A few years later, Daniel says he was out one night and heard some people complaining about Catford. There’s lots of good stuff, he told them, but no one talks about it. He decided to pick up some basic equipment and have a go at presenting a more balanced view.
“I was involved years ago in a campaign to save Robin Hood Gardens up in East London,” he says, “and it’s similar in how these stories are allowed to percolate. Vilifying the buildings, establishing a consensus on taste…
“Someone might listen to what I say, still look at Milford Towers and think that’s the worst building I’ve ever seen. Hopefully, they might walk away and think, okay, I don’t like the building, but the way I’m connecting it to these other problems is not the straight line I think it is.”
Daniel says he’s never known a community like here and the podcast reflects that. It’s a space “for Catford to think aloud”, which is why, alongside his vivid monologues about cultural memory and celebrating “the living folklore of Catford”, he’s invited local people on including postman Bill and Milford Towers resident Vera. In this way, the podcast becomes a reflection of civic pride and “a record of what matters to the people who are not in positions of power”.
As a doctor of architectural design, and now a Green Party candidate at the local elections, he’s also keen to offer practical solutions to perennial debates about regeneration. Take episode five, where Daniel suggests five ways to turn Goldsmiths’ arrival from a good idea into a great one, like protecting legacy businesses from rent hikes, for example, and ensuring the wider community of Catford benefits from the financial impact of the university.

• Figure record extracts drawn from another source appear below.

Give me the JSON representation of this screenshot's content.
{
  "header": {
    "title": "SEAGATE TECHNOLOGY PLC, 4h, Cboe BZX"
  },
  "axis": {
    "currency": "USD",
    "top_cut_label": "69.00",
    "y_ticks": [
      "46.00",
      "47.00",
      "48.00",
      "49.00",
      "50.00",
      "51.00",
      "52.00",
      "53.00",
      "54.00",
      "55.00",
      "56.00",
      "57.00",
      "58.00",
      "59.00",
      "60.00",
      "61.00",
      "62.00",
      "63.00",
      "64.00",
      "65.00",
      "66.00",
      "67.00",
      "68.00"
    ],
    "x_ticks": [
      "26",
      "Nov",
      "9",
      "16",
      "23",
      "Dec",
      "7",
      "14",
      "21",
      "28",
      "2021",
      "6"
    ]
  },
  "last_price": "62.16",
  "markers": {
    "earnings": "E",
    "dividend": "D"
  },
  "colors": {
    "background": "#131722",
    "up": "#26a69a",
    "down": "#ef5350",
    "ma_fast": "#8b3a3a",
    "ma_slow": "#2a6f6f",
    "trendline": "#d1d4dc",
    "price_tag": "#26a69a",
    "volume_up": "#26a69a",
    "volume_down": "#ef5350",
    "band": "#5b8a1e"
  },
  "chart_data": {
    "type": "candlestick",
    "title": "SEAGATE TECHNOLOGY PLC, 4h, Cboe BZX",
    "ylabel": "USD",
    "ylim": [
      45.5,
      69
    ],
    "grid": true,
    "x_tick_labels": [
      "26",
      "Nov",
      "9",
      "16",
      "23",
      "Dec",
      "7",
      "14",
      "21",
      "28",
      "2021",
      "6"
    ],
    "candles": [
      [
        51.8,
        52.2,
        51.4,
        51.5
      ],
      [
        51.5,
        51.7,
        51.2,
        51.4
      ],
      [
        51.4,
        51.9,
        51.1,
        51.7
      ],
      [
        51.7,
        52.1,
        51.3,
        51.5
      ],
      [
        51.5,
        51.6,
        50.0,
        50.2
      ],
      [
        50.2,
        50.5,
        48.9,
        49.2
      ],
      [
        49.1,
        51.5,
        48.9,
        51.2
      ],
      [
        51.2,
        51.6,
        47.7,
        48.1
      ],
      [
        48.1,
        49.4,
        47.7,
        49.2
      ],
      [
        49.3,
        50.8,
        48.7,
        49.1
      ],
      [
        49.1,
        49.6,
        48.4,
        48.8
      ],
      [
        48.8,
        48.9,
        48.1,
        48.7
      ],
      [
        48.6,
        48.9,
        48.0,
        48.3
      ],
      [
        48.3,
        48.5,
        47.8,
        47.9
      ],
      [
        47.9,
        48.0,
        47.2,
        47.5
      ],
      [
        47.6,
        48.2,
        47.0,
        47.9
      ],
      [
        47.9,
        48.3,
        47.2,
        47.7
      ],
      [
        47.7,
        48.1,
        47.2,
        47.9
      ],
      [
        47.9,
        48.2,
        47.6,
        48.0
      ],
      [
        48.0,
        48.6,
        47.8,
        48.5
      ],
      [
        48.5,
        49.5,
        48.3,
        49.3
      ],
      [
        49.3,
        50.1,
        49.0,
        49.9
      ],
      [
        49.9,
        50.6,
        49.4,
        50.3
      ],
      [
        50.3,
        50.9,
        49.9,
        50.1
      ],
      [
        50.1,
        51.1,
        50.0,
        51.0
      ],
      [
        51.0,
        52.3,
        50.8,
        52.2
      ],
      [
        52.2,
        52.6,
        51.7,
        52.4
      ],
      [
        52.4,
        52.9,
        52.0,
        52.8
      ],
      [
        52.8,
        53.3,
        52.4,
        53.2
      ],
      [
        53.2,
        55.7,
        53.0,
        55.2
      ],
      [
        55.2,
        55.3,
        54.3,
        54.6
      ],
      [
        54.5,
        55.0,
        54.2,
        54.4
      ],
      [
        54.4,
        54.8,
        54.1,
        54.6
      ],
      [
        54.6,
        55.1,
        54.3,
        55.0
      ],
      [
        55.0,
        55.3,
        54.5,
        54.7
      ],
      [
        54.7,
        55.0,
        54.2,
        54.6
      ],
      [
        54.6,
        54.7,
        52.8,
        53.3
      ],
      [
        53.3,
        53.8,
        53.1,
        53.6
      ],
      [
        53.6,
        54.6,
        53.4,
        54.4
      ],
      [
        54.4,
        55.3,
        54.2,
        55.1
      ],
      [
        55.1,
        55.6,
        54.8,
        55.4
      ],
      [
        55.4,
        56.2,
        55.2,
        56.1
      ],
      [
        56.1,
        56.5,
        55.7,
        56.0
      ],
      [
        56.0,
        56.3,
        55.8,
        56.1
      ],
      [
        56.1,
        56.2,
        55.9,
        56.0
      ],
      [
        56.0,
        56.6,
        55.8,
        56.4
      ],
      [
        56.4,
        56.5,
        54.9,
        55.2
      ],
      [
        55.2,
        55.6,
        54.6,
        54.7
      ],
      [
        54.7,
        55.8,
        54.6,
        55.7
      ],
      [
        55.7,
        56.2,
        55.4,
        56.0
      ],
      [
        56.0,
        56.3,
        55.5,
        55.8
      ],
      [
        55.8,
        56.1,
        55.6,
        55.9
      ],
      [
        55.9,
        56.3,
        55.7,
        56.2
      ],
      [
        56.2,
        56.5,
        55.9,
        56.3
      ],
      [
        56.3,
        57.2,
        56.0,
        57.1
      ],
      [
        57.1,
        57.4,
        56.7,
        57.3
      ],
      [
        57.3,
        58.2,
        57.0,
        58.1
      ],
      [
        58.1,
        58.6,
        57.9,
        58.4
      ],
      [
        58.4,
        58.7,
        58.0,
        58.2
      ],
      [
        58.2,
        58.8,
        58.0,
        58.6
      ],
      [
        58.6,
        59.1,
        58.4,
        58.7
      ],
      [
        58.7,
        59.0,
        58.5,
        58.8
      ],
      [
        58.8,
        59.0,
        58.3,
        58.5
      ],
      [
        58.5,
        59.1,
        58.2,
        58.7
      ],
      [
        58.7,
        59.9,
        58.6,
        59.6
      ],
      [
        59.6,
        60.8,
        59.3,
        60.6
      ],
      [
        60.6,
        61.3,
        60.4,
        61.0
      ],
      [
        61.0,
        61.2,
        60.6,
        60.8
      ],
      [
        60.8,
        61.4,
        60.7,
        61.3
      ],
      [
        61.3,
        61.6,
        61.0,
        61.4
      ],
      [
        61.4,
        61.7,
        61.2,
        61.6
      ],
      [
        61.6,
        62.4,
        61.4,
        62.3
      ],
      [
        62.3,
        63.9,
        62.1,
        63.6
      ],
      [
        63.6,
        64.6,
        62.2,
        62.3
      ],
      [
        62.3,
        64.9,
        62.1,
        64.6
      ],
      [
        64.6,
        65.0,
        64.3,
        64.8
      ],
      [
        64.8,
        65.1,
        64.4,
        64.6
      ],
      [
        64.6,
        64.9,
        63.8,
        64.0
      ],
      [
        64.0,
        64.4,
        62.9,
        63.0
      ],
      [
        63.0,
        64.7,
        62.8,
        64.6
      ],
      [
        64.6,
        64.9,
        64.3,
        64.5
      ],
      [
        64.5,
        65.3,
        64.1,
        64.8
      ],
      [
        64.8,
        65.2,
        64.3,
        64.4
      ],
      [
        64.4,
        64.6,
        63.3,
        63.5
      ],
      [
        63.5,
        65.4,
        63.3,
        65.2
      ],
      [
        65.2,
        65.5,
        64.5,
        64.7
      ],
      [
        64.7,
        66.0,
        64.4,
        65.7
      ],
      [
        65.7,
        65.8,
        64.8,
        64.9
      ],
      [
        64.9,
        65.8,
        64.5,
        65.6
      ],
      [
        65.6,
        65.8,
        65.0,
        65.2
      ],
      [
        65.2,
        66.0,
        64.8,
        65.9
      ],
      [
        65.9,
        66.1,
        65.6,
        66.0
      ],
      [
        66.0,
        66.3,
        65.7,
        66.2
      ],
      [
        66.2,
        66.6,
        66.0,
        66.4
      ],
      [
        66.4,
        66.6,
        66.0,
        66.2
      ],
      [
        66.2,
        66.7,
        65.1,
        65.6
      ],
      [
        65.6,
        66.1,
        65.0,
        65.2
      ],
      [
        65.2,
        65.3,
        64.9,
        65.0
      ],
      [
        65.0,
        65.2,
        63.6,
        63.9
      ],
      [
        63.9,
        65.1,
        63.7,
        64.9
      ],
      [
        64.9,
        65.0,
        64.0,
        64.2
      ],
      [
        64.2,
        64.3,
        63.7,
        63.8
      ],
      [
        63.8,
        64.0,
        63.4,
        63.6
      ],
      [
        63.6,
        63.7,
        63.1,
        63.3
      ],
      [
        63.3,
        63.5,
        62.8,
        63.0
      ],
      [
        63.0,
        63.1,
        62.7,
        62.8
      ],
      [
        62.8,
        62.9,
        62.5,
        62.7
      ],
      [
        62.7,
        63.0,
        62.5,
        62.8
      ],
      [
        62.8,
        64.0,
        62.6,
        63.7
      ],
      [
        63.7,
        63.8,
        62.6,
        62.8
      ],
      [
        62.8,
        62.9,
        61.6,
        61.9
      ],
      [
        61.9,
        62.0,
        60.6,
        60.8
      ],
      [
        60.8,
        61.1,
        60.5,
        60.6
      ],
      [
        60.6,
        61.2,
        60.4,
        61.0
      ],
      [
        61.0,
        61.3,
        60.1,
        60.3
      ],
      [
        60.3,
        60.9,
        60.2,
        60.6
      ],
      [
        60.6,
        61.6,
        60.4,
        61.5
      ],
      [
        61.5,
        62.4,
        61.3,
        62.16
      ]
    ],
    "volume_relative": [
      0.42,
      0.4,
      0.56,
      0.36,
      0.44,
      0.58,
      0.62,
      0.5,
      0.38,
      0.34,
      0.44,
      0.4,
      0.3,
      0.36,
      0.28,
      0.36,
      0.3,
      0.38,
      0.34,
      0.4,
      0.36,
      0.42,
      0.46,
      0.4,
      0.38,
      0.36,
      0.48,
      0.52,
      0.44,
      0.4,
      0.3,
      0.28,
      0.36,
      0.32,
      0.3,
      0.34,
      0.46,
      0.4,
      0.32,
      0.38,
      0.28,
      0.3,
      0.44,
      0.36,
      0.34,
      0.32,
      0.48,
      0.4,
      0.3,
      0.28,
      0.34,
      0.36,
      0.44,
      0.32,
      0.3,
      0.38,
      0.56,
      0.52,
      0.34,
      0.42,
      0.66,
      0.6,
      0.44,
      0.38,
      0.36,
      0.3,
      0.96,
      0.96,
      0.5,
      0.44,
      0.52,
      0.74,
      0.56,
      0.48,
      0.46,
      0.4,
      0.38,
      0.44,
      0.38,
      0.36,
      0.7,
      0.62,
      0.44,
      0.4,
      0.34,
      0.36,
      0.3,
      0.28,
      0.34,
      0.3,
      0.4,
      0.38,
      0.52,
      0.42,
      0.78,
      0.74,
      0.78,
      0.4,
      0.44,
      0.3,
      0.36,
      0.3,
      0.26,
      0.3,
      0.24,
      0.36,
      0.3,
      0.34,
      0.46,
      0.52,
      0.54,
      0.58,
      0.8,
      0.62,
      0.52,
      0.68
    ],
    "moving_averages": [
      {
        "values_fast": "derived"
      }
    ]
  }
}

Much of our conversation is about how to protect who and what’s held this neighbourhood together instead of just flattening history. What role could Catford Dreams play in that? “How we talk about the value of a place can affect its future,” he cautions. “I want to show how value can take different forms. It’s not just about what can be sold.”
Daniel Dream’s Catford trail
Walk around Ladywell Fields
It’s the Catford parts of this Green Flag Award-winning park that I really appreciate, including the southwest section around Ravensbourne Park and Bourneville Road.
Have a drink in The Black Cat
There is more than one solid pub in Catford. The Black Cat has a quieter character with a different pub tradition to the Blythe Hill Tavern, but one that’s just as authentic and worth celebrating.
Look out for…
This small but remarkable staircase at the back of Eros House. A Lewisham cousin of the 17th-century one in the crypt of San Carlo alle Quattro Fontane in Rome. Also, the old School Keeper’s Cottage at Holbeach Primary School, which could be straight out of a Wes Anderson film.
Grab a coffee at Servesmiths
A large Costa closed recently on Rushey Green, not long after Servesmiths opened a second café there. Great to see an independent, black-owned business thriving where a chain did not.
Visit a folk sculpture garden
Passfields estate in Catford South is one of only two listed housing estates in Lewisham. Someone has arranged mannequins, oversized objects and other trinkets here with real creative intention.
Eat out at Taste Soul Good
They look after people in practical ways, including feeding those who need a free meal. A generous place that shows what businesses can mean to others when they put community first.
For more on Catford’s architectural history, check out the documentary Another Catford. Then listen to this radio special with the filmmakers that I hosted on Sister Midnight FM in 2025.
I am a volunteer on the board and committee. We have discussed our values at length, particularly what it means to be “rooted in Lewisham” and how to make community building our practice. A key pledge is to bring local people into the development process as early as possible and to give them real agency. That’s the difference between consultation and collaboration.